Benefits of meditation

Wonderful, indeed, it is to subdue the mind, so difficult to subdue, ever swift, and seizing whatever it desires. A tamed mind brings happiness.

Dhammapada, verse 35.

Meditation is generally pretty far from what many people who don’t meditate imagine it to be. Forget travelling into some mystical world, levitation, sitting in impossible positions and achieving instant inner peace.

(Inner peace, or at least contentment, is actually possible, but it takes time, discipline and effort.)

For me, the whole point of meditation is that it is a means of disciplining my mind. In other words, it is something that has a positive effect on my day-to-day life when I am not sitting on a meditation cushion with my eyes closed.

After all, if the only function of meditation was to make me feel good for half an hour before going back to my normal chaotic life, what would be the point of it? There are other things I can do with far less effort that will make me feel good for half an hour.

I have found that meditation has definitely had a positive effect on my day-to-day life, both in the way I think and the way I act. For one thing, it has made me more mindful and more aware of the importance of the present moment. That, in turn, has drastically reduced the amount of stress I have to deal with, as I attach less importance to the past (which is gone and can’t be changed, so there’s no point worrying about it) and to the possible problems of the future (which haven’t happened yet, and may never happen, so there’s no point dwelling on them or worrying about them either).

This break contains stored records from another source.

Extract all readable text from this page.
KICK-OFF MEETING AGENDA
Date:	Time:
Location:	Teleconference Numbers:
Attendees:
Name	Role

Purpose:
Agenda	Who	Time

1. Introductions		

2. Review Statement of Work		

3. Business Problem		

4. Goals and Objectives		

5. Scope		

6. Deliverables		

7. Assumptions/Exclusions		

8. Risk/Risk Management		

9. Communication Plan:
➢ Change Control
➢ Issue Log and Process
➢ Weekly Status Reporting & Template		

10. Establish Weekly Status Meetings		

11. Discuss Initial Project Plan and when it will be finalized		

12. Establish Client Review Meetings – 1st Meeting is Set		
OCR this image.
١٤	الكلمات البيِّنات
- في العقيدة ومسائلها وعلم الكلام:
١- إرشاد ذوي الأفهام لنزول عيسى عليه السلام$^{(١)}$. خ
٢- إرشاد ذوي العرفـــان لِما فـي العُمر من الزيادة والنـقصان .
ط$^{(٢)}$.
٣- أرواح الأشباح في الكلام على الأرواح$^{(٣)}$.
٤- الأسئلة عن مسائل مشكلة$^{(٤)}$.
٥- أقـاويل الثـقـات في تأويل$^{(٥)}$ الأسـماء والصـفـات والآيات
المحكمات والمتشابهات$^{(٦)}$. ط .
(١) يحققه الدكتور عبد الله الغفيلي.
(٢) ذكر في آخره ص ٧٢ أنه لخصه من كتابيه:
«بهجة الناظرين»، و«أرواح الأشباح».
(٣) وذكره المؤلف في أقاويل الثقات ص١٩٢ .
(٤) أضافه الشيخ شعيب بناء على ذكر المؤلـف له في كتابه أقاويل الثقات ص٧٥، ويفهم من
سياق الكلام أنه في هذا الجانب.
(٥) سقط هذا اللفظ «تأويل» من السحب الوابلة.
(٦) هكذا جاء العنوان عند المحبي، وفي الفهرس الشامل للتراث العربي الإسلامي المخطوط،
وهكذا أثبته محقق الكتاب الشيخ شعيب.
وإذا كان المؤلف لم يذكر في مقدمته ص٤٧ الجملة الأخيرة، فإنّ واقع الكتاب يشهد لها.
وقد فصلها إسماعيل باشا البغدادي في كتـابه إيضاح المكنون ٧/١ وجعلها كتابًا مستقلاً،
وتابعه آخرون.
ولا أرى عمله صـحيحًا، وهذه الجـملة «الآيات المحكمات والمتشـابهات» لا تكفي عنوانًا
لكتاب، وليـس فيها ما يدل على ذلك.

I do have a rather stressful job, as I teach children aged seven to eleven with complex educational needs. I also deal with mental illness, as I have had huge problems with PTSD, anxiety and depression over the last few years. However, meditation and mindfulness have drastically reduced the potency of all these difficulties. Work-induced stress affects me less, and in terms of mental illness I am no longer depressed, my anxiety has drastically reduced and I have gone from having several PTSD flashbacks, panic attacks and nightmares every day to rarely having any of them.

Beyond that, I feel much more aware of the world around me now that I’m more in tune with the present moment rather than looking for something – anything – to distract me from the realities of life. Believe me, that in itself is very refreshing.

Meditation has also made me more aware of myself. I am more aware of what pushes my buttons and makes me angry, stressed etc. This means that I can more often recognise those situations as they arise and avoid the conditioned, unthinking reactions to which I would otherwise automatically revert.

Now before you start thinking that I’m setting myself up as some kind of enlightened being who has total mastery of meditation, I should add that all the things I have mentioned here are works in progress. I don’t always succeed at them; however, I am doing them far more often than I would have done without learning to meditate.

I am aware that I still have a lot to learn. So much, in fact, that I don’t even know how much I don’t yet know! However, the important thing is that I am on the path and actively travelling along it. Arrival at the destination may be a long way off, but I’m a lot nearer to it than I would be if I hadn’t set out along the path in the first place.